When our newsroom talked about doing a twist on "The 12 Days of Christmas," there wasn't much of a question that Wildlife In Need Center (WINC) animal ambassador Dakota was the perfect candidate to start it off as our "partridge in a pear tree." The center graciously agreed to let us feature the famous bird to start off our series of holiday stories.
While I drove out to the WINC nestled in the forest off Waterville Road I had an image in mind of the great-horned owl as the centerpiece of my story. But I also thought about the leaves, branches, roots and trunk of the tree that mythical partridge perched in, because that's what WINC is: an intricate life system.
The sage wisdom that an owl represents is surely a perfect theme for what happens at WINC. The new facility was quiet the morning I spent with Dakota's handler and WINC education coordinator Leslie Kiehl. It was humbling that Kiehl was gracious enough to spend a couple hours with me introducing critters and showing me the new facility, which averages 2,500 patients a year. There obviously was plenty that Kiehl needed to get done that day. She was already prepping for the center's 150th educational program held Saturday.
WINC is the only organization in the state that offers one-of-a-kind wildlife care and education. Nestled in the forest, the new facility is a haven for recovery and discovery. Built and operated on 100-percent volunteerism and donations, the center is a true example of how a community connects to help the natural world around it.
The center accepts animal patients from Waukesha, Dodge, Jefferson and Walworth counties. Fifty to sixty full-time volunteers work around the clock, 365 days a year, to help care for the animals and run the center. In spring there are another 40 to 50 youth volunteers, ages 12 to 17, who help feed baby birds. By averaging 2,500 patients a year, the center also answers more than 10,000 phone calls.
That morning, Kiehl asked me if I had ever met Dakota. Sure, I said. I've had opportunities to catch a glimpse of him or try and create a photo for the newspaper amid throngs of children and adults crowding in to see the raptor.
Dakota's always been a big draw as an ambassador, but people became even more aware of him around this time last year when he was taken by two teens from his enclosure. As he escaped his captors, the weeks that went by before his rescue must have been the longest for Kiehl, who has known Dakota since he first came to the center 11 years ago.
Kiehl had a career in corporate finance before her job at WINC. She saw an ad seeking WINC volunteers and thought it would be a good fit. "I wanted something to do myself, and I always loved animals," she explained.
You wouldn't know today that Kiehl once was a volunteer like any interested helper who applies.
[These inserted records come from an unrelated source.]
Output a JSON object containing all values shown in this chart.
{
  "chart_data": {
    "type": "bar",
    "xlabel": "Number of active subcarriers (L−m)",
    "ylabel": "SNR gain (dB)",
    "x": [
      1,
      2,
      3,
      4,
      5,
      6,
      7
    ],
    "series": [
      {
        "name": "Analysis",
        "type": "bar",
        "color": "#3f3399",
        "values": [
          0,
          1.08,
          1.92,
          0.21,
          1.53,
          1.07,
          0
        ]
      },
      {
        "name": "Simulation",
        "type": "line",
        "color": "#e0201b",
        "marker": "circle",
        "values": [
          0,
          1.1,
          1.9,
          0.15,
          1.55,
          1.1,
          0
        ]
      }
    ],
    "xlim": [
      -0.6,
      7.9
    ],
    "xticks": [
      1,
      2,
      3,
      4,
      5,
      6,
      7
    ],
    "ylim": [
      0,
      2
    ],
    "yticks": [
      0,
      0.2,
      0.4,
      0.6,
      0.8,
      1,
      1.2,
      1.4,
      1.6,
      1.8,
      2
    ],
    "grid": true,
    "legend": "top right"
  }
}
I see her as the voice of the animals. Likely revered by children with whom she shares her animal friends, you wouldn't know she ever did anything else in life.
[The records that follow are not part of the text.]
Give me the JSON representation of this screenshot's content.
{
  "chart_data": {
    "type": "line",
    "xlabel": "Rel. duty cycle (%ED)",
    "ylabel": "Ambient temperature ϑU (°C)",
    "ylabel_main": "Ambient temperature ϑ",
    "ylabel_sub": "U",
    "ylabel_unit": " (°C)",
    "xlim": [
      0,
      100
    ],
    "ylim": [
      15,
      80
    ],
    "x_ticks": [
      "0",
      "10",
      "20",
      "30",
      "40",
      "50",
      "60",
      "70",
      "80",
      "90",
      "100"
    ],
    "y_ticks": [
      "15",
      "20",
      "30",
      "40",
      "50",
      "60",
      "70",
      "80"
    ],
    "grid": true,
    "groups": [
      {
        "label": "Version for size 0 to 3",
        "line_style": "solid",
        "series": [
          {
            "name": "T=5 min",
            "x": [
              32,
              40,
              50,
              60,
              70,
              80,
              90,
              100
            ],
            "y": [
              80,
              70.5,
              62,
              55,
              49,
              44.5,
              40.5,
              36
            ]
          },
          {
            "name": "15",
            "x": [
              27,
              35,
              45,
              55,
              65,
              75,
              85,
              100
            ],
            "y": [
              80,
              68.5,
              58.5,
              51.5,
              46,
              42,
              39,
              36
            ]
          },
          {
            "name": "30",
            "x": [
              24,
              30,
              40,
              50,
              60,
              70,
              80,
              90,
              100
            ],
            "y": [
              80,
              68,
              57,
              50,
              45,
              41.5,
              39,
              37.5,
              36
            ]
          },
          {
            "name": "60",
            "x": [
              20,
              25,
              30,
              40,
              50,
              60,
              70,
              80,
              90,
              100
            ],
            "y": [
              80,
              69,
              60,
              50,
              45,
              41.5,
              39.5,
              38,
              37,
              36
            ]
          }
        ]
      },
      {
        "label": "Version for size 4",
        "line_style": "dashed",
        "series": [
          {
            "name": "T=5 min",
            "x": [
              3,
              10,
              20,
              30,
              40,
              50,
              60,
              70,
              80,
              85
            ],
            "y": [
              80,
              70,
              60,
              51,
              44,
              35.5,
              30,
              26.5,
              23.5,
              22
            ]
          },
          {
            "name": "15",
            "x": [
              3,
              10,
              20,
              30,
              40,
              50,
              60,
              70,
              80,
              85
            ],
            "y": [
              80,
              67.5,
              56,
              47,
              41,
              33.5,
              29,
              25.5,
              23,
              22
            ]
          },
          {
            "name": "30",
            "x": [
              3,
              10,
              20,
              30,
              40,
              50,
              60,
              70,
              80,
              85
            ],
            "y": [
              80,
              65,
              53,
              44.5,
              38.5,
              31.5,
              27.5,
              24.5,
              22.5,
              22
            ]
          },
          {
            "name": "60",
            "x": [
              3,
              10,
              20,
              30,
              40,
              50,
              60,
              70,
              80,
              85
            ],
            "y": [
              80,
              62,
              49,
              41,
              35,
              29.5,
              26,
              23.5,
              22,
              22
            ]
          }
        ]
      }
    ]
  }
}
Kiehl led me to the rear of the center where outdoor enclosures house recovering animal. There was no doubt where Dakota was. "Hear that?" asked Kiehl. And there it was. The distinct sound of an owl, coming from Dakota's enclosure, his good morning salutation. Perched in his cage Dakota was happy to see his faithful friend, and he wasn't shy about giving me a once-over.
To be near Dakota or any of the animal ambassadors is a treat. It awakens the child in an adult and sparks the imagination of a child. It's one of the most special things about WINC.
In the 150 educational programs undertaken by Dakota and the other animal ambassadors - Waldo the woodchuck, Daphne the duck, Jewel the turtle and Maize the snake, to name a few - the imprint they have left on the minds of their students serve as the branches of the proverbial pear tree. This year alone, more than 44,000 people have seen Dakota and learned about wildlife through the animal ambassador program.
Volunteers and community support make up a strong root system for the WINC tree. Executive Director Joan Rudnitzki said more than 18,000 volunteer hours have been logged. Bill Lane is one of those volunteers. Now in his 80s, Lane drives from Germantown to help answer phone calls. It's volunteers like him who help residents with good intentions know what to do.
WINC has plans to branch out even more with its partnership with the University of Wisconsin-Waukesha for more internships, education and support. Rudnitzki said there are also plans to bring more awareness to folks on how to address an injured animal you may see in the wild, or like my friend Rebecca Seymour says, to know, "the importance of wild things and how to walk quietly in the wild places."
It was an impressive experience to meet Dakota, to lock eyes with a great-horned owl. But what was even more impressive was to see the system of support that comes from a community that gives a hoot that keeps the WINC going. It's a great start to a series of stories that celebrate this season.